Saturday, July 2, 2011

Goi Ga Bap Cai – Shredded chicken with cabbage Slaw

Serving: 4-6 Servings


1 1/2 Cup chicken breast (boiled and shredded)
1 Medium carrot (julienne)
3 Cups of cabbage (thinly sliced)
2 Celery stalks (thinly sliced on a diagonal)
½ Cup red onion (thinly sliced)
½ Cup rau ram-Vietnamese coriander (roughly chopped) or substitute with mint
¼ Cup vinegar
¼ Cup warm water
3 Tbsp sugar

Nuoc mam dressing
3 Tbsp Vietnamese fish sauce
3 Tbsp Warm water
3 Tbsp Vinegar
3 Tbsp Sugar


1 - In a bowl combine vinegar, warm water, fish sauce and sugar.
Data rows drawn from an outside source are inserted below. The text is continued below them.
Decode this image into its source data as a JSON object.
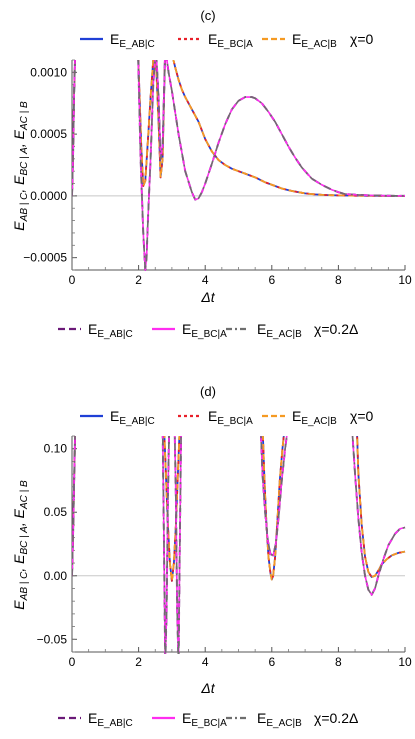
{
  "chart_data": [
    {
      "panel": "(c)",
      "type": "line",
      "xlabel": "Δt",
      "ylabel": "E_{AB|C}, E_{BC|A}, E_{AC|B}",
      "xlim": [
        0,
        10
      ],
      "ylim": [
        -0.0006,
        0.0011
      ],
      "xticks": [
        0,
        2,
        4,
        6,
        8,
        10
      ],
      "yticks": [
        -0.0005,
        0.0,
        0.0005,
        0.001
      ],
      "ytick_labels": [
        "−0.0005",
        "0.0000",
        "0.0005",
        "0.0010"
      ],
      "legend_top": {
        "entries": [
          "E_AB|C",
          "E_BC|A",
          "E_AC|B"
        ],
        "suffix": "χ=0"
      },
      "legend_bottom": {
        "entries": [
          "E_AB|C",
          "E_BC|A",
          "E_AC|B"
        ],
        "suffix": "χ=0.2Δ"
      },
      "series": [
        {
          "name": "E_AB|C, E_BC|A, E_AC|B (χ=0)",
          "style": "chi0",
          "x": [
            0,
            0.03,
            0.06,
            0.1,
            1.98,
            2.08,
            2.14,
            2.2,
            2.28,
            2.36,
            2.44,
            2.52,
            2.6,
            2.66,
            2.72,
            2.8,
            2.9,
            3.0,
            3.1,
            3.2,
            3.3,
            3.4,
            3.5,
            3.6,
            3.7,
            3.8,
            3.9,
            4.0,
            4.2,
            4.4,
            4.6,
            4.8,
            5.0,
            5.2,
            5.5,
            5.8,
            6.0,
            6.3,
            6.6,
            7.0,
            7.3,
            7.6,
            8.0,
            8.4,
            8.8,
            9.2,
            9.6,
            10.0
          ],
          "y": [
            0,
            0.0003,
            0.0008,
            0.0012,
            0.0012,
            0.0004,
            8e-05,
            0.00012,
            0.00045,
            0.0008,
            0.0011,
            0.0011,
            0.0006,
            0.00015,
            0.0003,
            0.0012,
            0.0012,
            0.00115,
            0.00104,
            0.00094,
            0.00086,
            0.0008,
            0.00075,
            0.0007,
            0.00065,
            0.0006,
            0.00053,
            0.00046,
            0.00036,
            0.00029,
            0.00025,
            0.00022,
            0.0002,
            0.00018,
            0.00015,
            0.00011,
            9e-05,
            6e-05,
            4e-05,
            2e-05,
            1.2e-05,
            7e-06,
            4e-06,
            2e-06,
            1e-06,
            5e-07,
            2e-07,
            1e-07
          ]
        },
        {
          "name": "E_AB|C, E_BC|A, E_AC|B (χ=0.2Δ)",
          "style": "chi02",
          "x": [
            0,
            0.03,
            0.06,
            0.1,
            1.98,
            2.06,
            2.14,
            2.2,
            2.24,
            2.28,
            2.36,
            2.44,
            2.52,
            2.6,
            2.66,
            2.72,
            2.8,
            2.9,
            3.0,
            3.2,
            3.4,
            3.6,
            3.7,
            3.8,
            3.9,
            4.0,
            4.2,
            4.4,
            4.6,
            4.8,
            5.0,
            5.2,
            5.4,
            5.5,
            5.7,
            5.9,
            6.1,
            6.3,
            6.5,
            6.7,
            6.9,
            7.2,
            7.5,
            7.8,
            8.0,
            8.2,
            8.6,
            9.0,
            9.5,
            10.0
          ],
          "y": [
            0,
            0.0003,
            0.0008,
            0.0012,
            0.0012,
            0.0003,
            -0.0003,
            -0.0006,
            -0.0005,
            -0.0002,
            0.0003,
            0.0009,
            0.0012,
            0.0008,
            0.0003,
            0.0004,
            0.0012,
            0.001,
            0.00085,
            0.0005,
            0.0002,
            3e-05,
            -3e-05,
            -2e-05,
            3e-05,
            0.0001,
            0.00026,
            0.00043,
            0.00058,
            0.0007,
            0.00077,
            0.0008,
            0.0008,
            0.00079,
            0.00075,
            0.00068,
            0.0006,
            0.0005,
            0.0004,
            0.00031,
            0.00023,
            0.00014,
            9e-05,
            5e-05,
            3e-05,
            1.5e-05,
            8e-06,
            4e-06,
            1e-06,
            5e-07
          ]
        }
      ]
    },
    {
      "panel": "(d)",
      "type": "line",
      "xlabel": "Δt",
      "ylabel": "E_{AB|C}, E_{BC|A}, E_{AC|B}",
      "xlim": [
        0,
        10
      ],
      "ylim": [
        -0.06,
        0.11
      ],
      "xticks": [
        0,
        2,
        4,
        6,
        8,
        10
      ],
      "yticks": [
        -0.05,
        0.0,
        0.05,
        0.1
      ],
      "ytick_labels": [
        "−0.05",
        "0.00",
        "0.05",
        "0.10"
      ],
      "legend_top": {
        "entries": [
          "E_AB|C",
          "E_BC|A",
          "E_AC|B"
        ],
        "suffix": "χ=0"
      },
      "legend_bottom": {
        "entries": [
          "E_AB|C",
          "E_BC|A",
          "E_AC|B"
        ],
        "suffix": "χ=0.2Δ"
      },
      "series": [
        {
          "name": "E_AB|C, E_BC|A, E_AC|B (χ=0)",
          "style": "chi0",
          "x": [
            0,
            0.03,
            0.06,
            0.1,
            2.76,
            2.82,
            2.88,
            2.94,
            3.0,
            3.06,
            3.12,
            3.18,
            3.24,
            5.72,
            5.78,
            5.84,
            5.9,
            5.96,
            6.0,
            6.04,
            6.1,
            6.16,
            6.24,
            6.32,
            6.4,
            8.55,
            8.6,
            8.7,
            8.8,
            8.9,
            9.0,
            9.1,
            9.2,
            9.3,
            9.45,
            9.6,
            9.8,
            10.0
          ],
          "y": [
            0,
            0.03,
            0.07,
            0.12,
            0.12,
            0.08,
            0.04,
            0.01,
            -0.004,
            0.01,
            0.04,
            0.08,
            0.12,
            0.12,
            0.075,
            0.04,
            0.015,
            0.002,
            -0.003,
            0.0,
            0.015,
            0.04,
            0.075,
            0.1,
            0.12,
            0.12,
            0.08,
            0.04,
            0.015,
            0.003,
            -0.001,
            0.0,
            0.004,
            0.009,
            0.013,
            0.016,
            0.018,
            0.019
          ]
        },
        {
          "name": "E_AB|C, E_BC|A, E_AC|B (χ=0.2Δ)",
          "style": "chi02",
          "x": [
            0,
            0.03,
            0.06,
            0.1,
            2.72,
            2.76,
            2.8,
            2.84,
            2.88,
            2.92,
            2.96,
            3.0,
            3.04,
            3.08,
            3.12,
            3.16,
            3.2,
            3.24,
            3.28,
            5.66,
            5.72,
            5.8,
            5.88,
            5.96,
            6.04,
            6.12,
            6.2,
            6.3,
            6.4,
            6.5,
            8.4,
            8.5,
            8.6,
            8.7,
            8.8,
            8.9,
            9.0,
            9.1,
            9.2,
            9.35,
            9.5,
            9.7,
            9.85,
            10.0
          ],
          "y": [
            0,
            0.03,
            0.07,
            0.12,
            0.12,
            0.03,
            -0.07,
            -0.03,
            0.06,
            0.12,
            0.12,
            0.12,
            0.12,
            0.12,
            0.06,
            -0.03,
            -0.07,
            0.03,
            0.12,
            0.12,
            0.08,
            0.05,
            0.028,
            0.017,
            0.016,
            0.025,
            0.045,
            0.075,
            0.1,
            0.12,
            0.12,
            0.08,
            0.045,
            0.018,
            0.0,
            -0.011,
            -0.015,
            -0.01,
            0.0,
            0.013,
            0.024,
            0.033,
            0.037,
            0.038
          ]
        }
      ]
    }
  ],
  "colors": {
    "chi0_blue": "#1f3fd6",
    "chi0_red": "#e8202a",
    "chi0_orange": "#f59a23",
    "chi02_purple": "#6b1a78",
    "chi02_magenta": "#ff2df0",
    "chi02_gray": "#6e6e6e"
  }
}
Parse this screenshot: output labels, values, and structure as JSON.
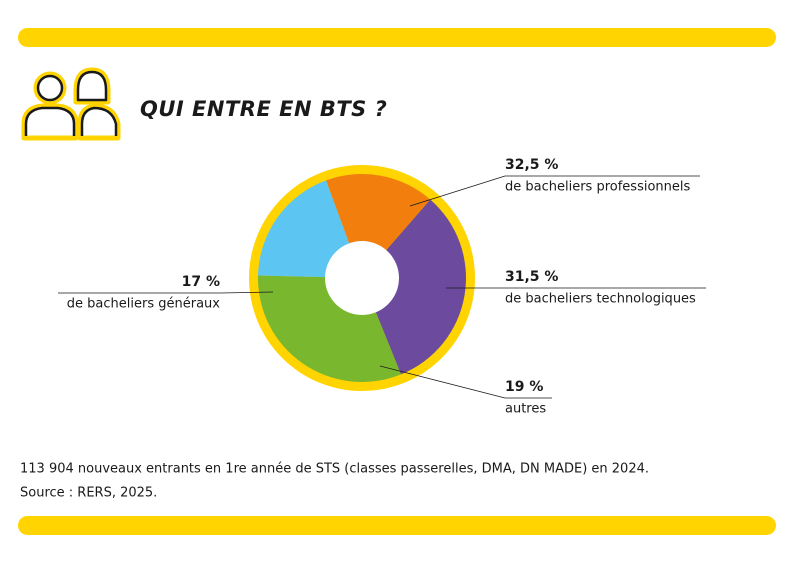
{
  "chart_data": {
    "type": "pie",
    "title": "QUI ENTRE EN BTS ?",
    "categories": [
      "de bacheliers professionnels",
      "de bacheliers technologiques",
      "autres",
      "de bacheliers généraux"
    ],
    "values": [
      32.5,
      31.5,
      19,
      17
    ],
    "value_labels": [
      "32,5 %",
      "31,5 %",
      "19 %",
      "17 %"
    ],
    "colors": [
      "#6c4a9e",
      "#79b72f",
      "#5cc5f2",
      "#f17e0d"
    ],
    "notes": [
      "113 904 nouveaux entrants en 1re année de STS (classes passerelles, DMA, DN MADE) en 2024.",
      "Source : RERS, 2025."
    ]
  }
}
Stir mixture until sugar dissolved, and set aside.
2 - In a large salad bowl combine carrot, cabbage, celery, and red onion together, then add the vinegar mixture and toss everything until all the ingredients combined.
3 - Let salad sit for 30 minutes, then drain all excess liquid.
4 - Add shredded chicken, and rau ram. Give everything a thorough toss.
5 - Nuoc mam dressing- In a bowl combine fish sauce, warm water, vinegar, sugar and stir until sugar dissolve.
6 - Add Nuoc mam dressing to salad before serving.